All of which goes some way to explain how during the rousing finale of Levi Stubb’s Tears my view is blocked by an overzealous waiter pouring the dregs of a 2012 Zinfandel into my glass.

You see, this is not your average Billy Bragg gig. This is the New York City Winery, a swanky affair, where gig goers are welcomed by a man with an iPad before being escorted to their table. Everyone is offered a sample of the Zinfandel produced on the premises. And not once do my feet stick to the floor.

It’s a long way from that first album in 1983 with its “Pay no more than £2.99” slogan to Manhattan’s Lower West Side and the most expensive gig I’ve ever attended.

And this, being America, means that I can have dinner. There’s nothing Americans seemingly don’t do without eating – walking, movie watching, drinking, sports viewing, music listening are all apparently endured merely to facilitate the act of eating.

So my LaFrieda Burger (named for the local butcher that supplies the meat) with cave-aged Cheddar (I have my doubts about the capital C) arrives after the lights have gone down for Billy the Kid, serving up a nice enough slice of Americana to accompany my meal.

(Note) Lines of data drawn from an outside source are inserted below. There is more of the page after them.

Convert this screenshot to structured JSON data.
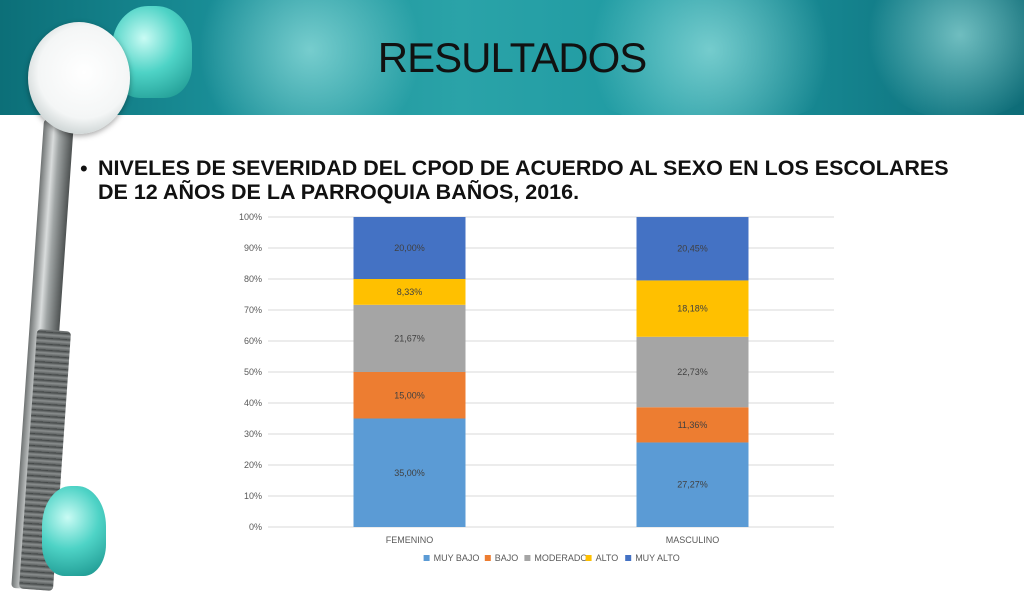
{
  "slide": {
    "title": "RESULTADOS",
    "bullet": "NIVELES DE SEVERIDAD DEL CPOD DE ACUERDO AL SEXO EN LOS ESCOLARES DE 12 AÑOS DE LA PARROQUIA BAÑOS, 2016."
  },
  "chart_data": {
    "type": "bar",
    "stacked": true,
    "percent_stacked": true,
    "categories": [
      "FEMENINO",
      "MASCULINO"
    ],
    "series": [
      {
        "name": "MUY BAJO",
        "color": "#5b9bd5",
        "values": [
          35.0,
          27.27
        ],
        "labels": [
          "35,00%",
          "27,27%"
        ]
      },
      {
        "name": "BAJO",
        "color": "#ed7d31",
        "values": [
          15.0,
          11.36
        ],
        "labels": [
          "15,00%",
          "11,36%"
        ]
      },
      {
        "name": "MODERADO",
        "color": "#a5a5a5",
        "values": [
          21.67,
          22.73
        ],
        "labels": [
          "21,67%",
          "22,73%"
        ]
      },
      {
        "name": "ALTO",
        "color": "#ffc000",
        "values": [
          8.33,
          18.18
        ],
        "labels": [
          "8,33%",
          "18,18%"
        ]
      },
      {
        "name": "MUY ALTO",
        "color": "#4472c4",
        "values": [
          20.0,
          20.45
        ],
        "labels": [
          "20,00%",
          "20,45%"
        ]
      }
    ],
    "ylim": [
      0,
      100
    ],
    "yticks": [
      "0%",
      "10%",
      "20%",
      "30%",
      "40%",
      "50%",
      "60%",
      "70%",
      "80%",
      "90%",
      "100%"
    ],
    "grid": true,
    "legend": "bottom"
  }
}
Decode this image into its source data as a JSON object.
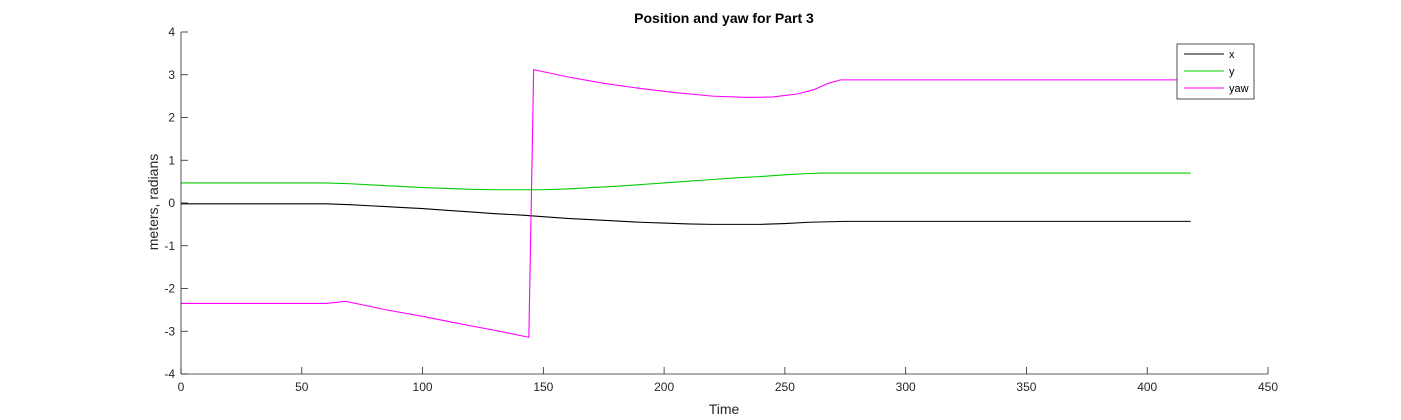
{
  "chart_data": {
    "type": "line",
    "title": "Position and yaw for Part 3",
    "xlabel": "Time",
    "ylabel": "meters, radians",
    "xlim": [
      0,
      450
    ],
    "ylim": [
      -4,
      4
    ],
    "xticks": [
      0,
      50,
      100,
      150,
      200,
      250,
      300,
      350,
      400,
      450
    ],
    "yticks": [
      -4,
      -3,
      -2,
      -1,
      0,
      1,
      2,
      3,
      4
    ],
    "grid": false,
    "legend_position": "top-right",
    "series": [
      {
        "name": "x",
        "color": "#000000",
        "points": [
          [
            0,
            -0.02
          ],
          [
            40,
            -0.02
          ],
          [
            60,
            -0.02
          ],
          [
            70,
            -0.04
          ],
          [
            80,
            -0.07
          ],
          [
            90,
            -0.1
          ],
          [
            100,
            -0.13
          ],
          [
            110,
            -0.17
          ],
          [
            120,
            -0.21
          ],
          [
            130,
            -0.25
          ],
          [
            140,
            -0.28
          ],
          [
            150,
            -0.32
          ],
          [
            160,
            -0.36
          ],
          [
            170,
            -0.39
          ],
          [
            180,
            -0.42
          ],
          [
            190,
            -0.45
          ],
          [
            200,
            -0.47
          ],
          [
            210,
            -0.49
          ],
          [
            220,
            -0.5
          ],
          [
            230,
            -0.5
          ],
          [
            240,
            -0.5
          ],
          [
            250,
            -0.48
          ],
          [
            260,
            -0.45
          ],
          [
            275,
            -0.43
          ],
          [
            300,
            -0.43
          ],
          [
            350,
            -0.43
          ],
          [
            400,
            -0.43
          ],
          [
            418,
            -0.43
          ]
        ]
      },
      {
        "name": "y",
        "color": "#00cc00",
        "points": [
          [
            0,
            0.47
          ],
          [
            40,
            0.47
          ],
          [
            60,
            0.47
          ],
          [
            70,
            0.45
          ],
          [
            80,
            0.42
          ],
          [
            90,
            0.39
          ],
          [
            100,
            0.36
          ],
          [
            110,
            0.34
          ],
          [
            120,
            0.32
          ],
          [
            130,
            0.31
          ],
          [
            140,
            0.31
          ],
          [
            150,
            0.31
          ],
          [
            160,
            0.33
          ],
          [
            170,
            0.36
          ],
          [
            180,
            0.39
          ],
          [
            190,
            0.43
          ],
          [
            200,
            0.47
          ],
          [
            210,
            0.51
          ],
          [
            220,
            0.55
          ],
          [
            230,
            0.59
          ],
          [
            240,
            0.62
          ],
          [
            250,
            0.66
          ],
          [
            260,
            0.69
          ],
          [
            265,
            0.7
          ],
          [
            275,
            0.7
          ],
          [
            300,
            0.7
          ],
          [
            350,
            0.7
          ],
          [
            400,
            0.7
          ],
          [
            418,
            0.7
          ]
        ]
      },
      {
        "name": "yaw",
        "color": "#ff00ff",
        "points": [
          [
            0,
            -2.35
          ],
          [
            30,
            -2.35
          ],
          [
            60,
            -2.35
          ],
          [
            65,
            -2.32
          ],
          [
            68,
            -2.3
          ],
          [
            75,
            -2.38
          ],
          [
            85,
            -2.5
          ],
          [
            100,
            -2.65
          ],
          [
            115,
            -2.82
          ],
          [
            130,
            -2.98
          ],
          [
            144,
            -3.14
          ],
          [
            146,
            3.12
          ],
          [
            160,
            2.95
          ],
          [
            175,
            2.8
          ],
          [
            190,
            2.68
          ],
          [
            205,
            2.58
          ],
          [
            220,
            2.5
          ],
          [
            235,
            2.47
          ],
          [
            245,
            2.48
          ],
          [
            255,
            2.55
          ],
          [
            262,
            2.65
          ],
          [
            268,
            2.8
          ],
          [
            273,
            2.88
          ],
          [
            280,
            2.88
          ],
          [
            300,
            2.88
          ],
          [
            350,
            2.88
          ],
          [
            400,
            2.88
          ],
          [
            418,
            2.88
          ]
        ]
      }
    ]
  }
}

The burger was OK. As I’m learning in the US, it seemed to be nothing but beef, salt and pepper. A good thing in my book. But it arrived cold. The centre seemed rarer than I’d ordered, but I couldn’t see a damn thing.

Anyway the Zinfandel was sloshing down a treat. And by the time Billy Bragg came on I had lost my anxiety about seeing him perform in a wine bar surrounded by people in suits. From the opening salvo about the Scottish independence referendum to the closing “I’m just looking for another girl” it was vintage Bragg. Tank Park Salute always makes me stop dead. And Both Sides the Tweed carried extraordinary resonance on the night before Scotland voted on independence.

Maybe he hasn’t changed at all. I, on the other hand, have to buy XL T-shirts these days.